Jika kita bahas satu persatu apa-apa yang ada dalam ketiga tipe ini kita akan mengetahui apa yang sebenarnya disimpan oleh kekerasan media itu sendiri . Yang pertama adalah apa yang disebut sebagai kekerasan riil. Menurut Haryatmoko, kekerasan riil juga bisa disebut sebagai kekerasan dokumen. Kekerasan ini mengambil bentuk gambar yang dialami oleh pemirsa sebagai fakta kekerasan. Misalnya adalah tayangan tentang pembunuhan, perkelahian, ataupun konflik sosial yang kesemuanya bisa mengundang reaksi emosional yang dalam di dalam diri pemirsa. Kekerasan semacam ini bisa menimbulkan efek-efek yang saling bertolak belakang, yakni bisa mengakibatkan perasaan sedih, menjijikan, ataupun perasaan tertarik dan simpati yang mendalam. Efek dari tayangan dengan pola kekerasan semacam ini juga bisa positif, yakni mengundang pemirsa untuk mulai peduli terhadap penderitaan korban. Tayangan dan gambar yang berbau kekerasan bisa mengajak pemirsa untuk mulai memikirkan kepentingan di luar dirinya.

Kekerasan dokumen ini, menurut Haryatmoko, dapat menciptakan efek emosional di dalam diri pemirsa. Syaratnya, relasi antara pemirsa dengan gambar yang ditayangkan haruslah sangat tepat, sehingga tidak menimbulkan trauma pada pemirsa yang justru malah menimbulkan sikap antipati. Caranya adalah dengan pemilihan fokus yang tepat. Misalnya, “jeritan seorang demonstran yang terluka dan disandingkan dengan gambar tangan polisi yang berlumuran darah.

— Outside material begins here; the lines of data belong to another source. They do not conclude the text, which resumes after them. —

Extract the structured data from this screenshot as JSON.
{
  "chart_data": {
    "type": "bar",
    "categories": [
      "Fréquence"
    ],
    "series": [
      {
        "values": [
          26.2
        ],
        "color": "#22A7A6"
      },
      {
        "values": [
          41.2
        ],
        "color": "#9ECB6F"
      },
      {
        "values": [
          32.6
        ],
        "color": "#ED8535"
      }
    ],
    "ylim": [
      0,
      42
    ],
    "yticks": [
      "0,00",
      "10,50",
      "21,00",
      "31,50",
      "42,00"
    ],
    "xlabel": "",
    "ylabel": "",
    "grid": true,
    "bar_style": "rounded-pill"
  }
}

Pemilihan fokus yang memperlihatkan tangan yang berlumuran darah itu mengundang simpati dan keberpihakan pemirsa kepada demonstran itu.”. Cara-cara semacam ini bisa menciptakan simpati di dalam hati pemirsa.

Kekerasan riil ini tidak hanya terjadi dalam bentuk gambar, tetapi juga dalam bentuk tulisan. Di dalam tulisan di media, proses peradilan terhadap tersangka pelaku kejahatan telah dilakukan secara prematur, yakni sebelum proses pengadilan sebenarnya terjadi. Di titik ini, media telah melangkahi wewenangnya sendiri. Media tidak lagi berperan sebagai pelapor kejadian, tetapi sudah menjadi jaksa penuntut yang prematur, yang tidak siap dan tidak punya wewenang. Wartawan seolah berakting menjadi jaksa ataupun polisi. “Atas nama hak akan informasi”, demikian Haryatmoko, “media menggantikan jaksa atau polisi.” Menariknya, kini wawancara media seolah menggantikan interogasi aparat penegak hukum, dan jajak pendapat pemirsa menggantikan putusan hakim.

Jika sudah sampai pada titik ini, kekerasan media pun memasuki ruang privat. Media menjadi aparat hukum yang prematur, apalagi jika sudah menjurus menjadi fitnah. Ada banyak kasus yang menunjukkan bagaimana tersangka yang sebenarnya tidak bersalah justru menjadi bulan-bulanan media, dan sama sekali tidak mendapatkan rehabilitasi. Yang paling jelas adalah acara infotainment, di mana seringkali privasi seseorang dilanggar atas nama kebebasan informasi. Walaupun harus diakui, ada beberapa orang yang menggunakan cara itu untuk meningkatkan popularitas mereka.

Tipe kekerasan kedua yang menjadi keprihatinan Haryatmoko adalah kekerasan fiktif. Kekerasan semacam ini bisa dengan mudah ditemukan di dalam tayangan-tayangan televisi. Film action, misalnya Rambo IV, sungguh-sungguh mirip dengan konflik riil. Hal semacam ini bisa menimbulkan trauma dan perilaku agresif bagi orang-orang yang menontonnya. Memang, ada “penipuan” dan rekayasa teknologi di dalam tayangan semacam itu. Akan tetapi, dampaknya terhadap dimensi psikis pemirsa sangatlah besar, bahkan lebih besar daripada pertandingan tinju ataupun karate yang memang mengandung kekerasaan riil. “Fiksi”, demikian tulisnya, “mampu memproyeksikan keluar dari yang riil dunia yang mungkin meski tidak ada dalam kenyataan.”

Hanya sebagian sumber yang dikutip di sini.